A similar process might explain the rising pay of the 1%. If each individual board of directors wants to attract a top-quality CEO, they'll feel the need to drive up pay. The upshot will be an arms race in which shareholders collectively pay more than they need to whilst being unable to coordinate to cut CEO pay.

The relative lack of coops might also be due to emergent processes. Credit constraints and problems of collective action - it's difficult to get dozens of people to agree to anything - might stymie their spread. Capitalistic modes of production thus dominate without them being more efficient but without any conspiracy.

A second process is ideology. People don't support the existing order merely because they've been indoctrinated by the Tory press. There are spontaneous processes whereby this happens.

One, demonstrated by Kris-Stella Trump, is a form of anchoring effect; our idea of what's fair is shaped by the actual distribution of income. For example, if someone were to say that the appropriate share of income going to the top 1% should be 7% we'd regard them as very left-wing: the share today is almost 14%. In the mid-80s, however, such a view would have been merely a defence of the existing distribution.

A second process is system justification (pdf). This can arise from wishful thinking: people want to believe the world is fair and the wish is father to the belief.

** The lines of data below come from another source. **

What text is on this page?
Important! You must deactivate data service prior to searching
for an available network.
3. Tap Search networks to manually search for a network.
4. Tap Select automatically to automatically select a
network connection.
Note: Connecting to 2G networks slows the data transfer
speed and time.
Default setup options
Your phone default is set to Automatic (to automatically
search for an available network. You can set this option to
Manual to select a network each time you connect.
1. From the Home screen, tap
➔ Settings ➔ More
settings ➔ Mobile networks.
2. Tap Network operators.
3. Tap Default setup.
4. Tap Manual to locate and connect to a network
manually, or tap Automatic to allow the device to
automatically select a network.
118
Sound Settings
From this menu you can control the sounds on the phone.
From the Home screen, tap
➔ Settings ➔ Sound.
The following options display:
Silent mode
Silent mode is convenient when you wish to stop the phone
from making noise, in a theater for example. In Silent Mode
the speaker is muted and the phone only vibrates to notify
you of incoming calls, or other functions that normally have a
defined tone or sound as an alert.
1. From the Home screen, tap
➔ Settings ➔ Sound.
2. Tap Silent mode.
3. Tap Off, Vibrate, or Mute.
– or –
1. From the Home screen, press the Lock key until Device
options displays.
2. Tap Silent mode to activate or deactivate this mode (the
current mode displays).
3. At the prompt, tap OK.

A third is adaptive preferences. As Amartya Sen has said:

Deprived people tend to come to terms with their deprivation because of the sheer necessity of survival, and they may, as a result, lack the courage to demand any radical change, and may even adjust their desires and expectations to what they unambitiously see as feasible. (Development as Freedom, p63)

Just as lonely men become accustomed to bachelorhood, and even like it, so the poor and powerless do to their circumstances. There's no conspiracy here, just the powerful tendency of humans to adapt.

Thirdly, there's the relationship between capitalism and the state. Imagine a benign government which wanted high wages and employment. It might adopt pro-capitalist policies to achieve these simply because capitalists have power over investment and hiring decisions. The desire to maintain business confidence and stop firms relocating overseas might cause it to maintain low taxes on profits and top incomes, ensure a quiescent labour force, and have little regulation. It might even - in a world in which real interest rates are high - justify fiscal austerity to hold down borrowing costs. Depending upon conjunctural features of capitalism such policies might or might not be justified: they were more so in the 90s than they are now. Whether they are or not justified, however, is a matter of judgment. We don't need to invoke conspiracies.

None of this is anything like a complete description of the mechanisms at work. I hope, though, that they are sufficient to show that we can think of capitalism in terms of power relations without invoking conspiracy theories.

* Marx might well have been too pessimistic here. Competition can bid up wages too - if firms want to pay above the going rate to reduce staff turnover or induce more effort. And some firms might have more discretion over wages than Marx thought.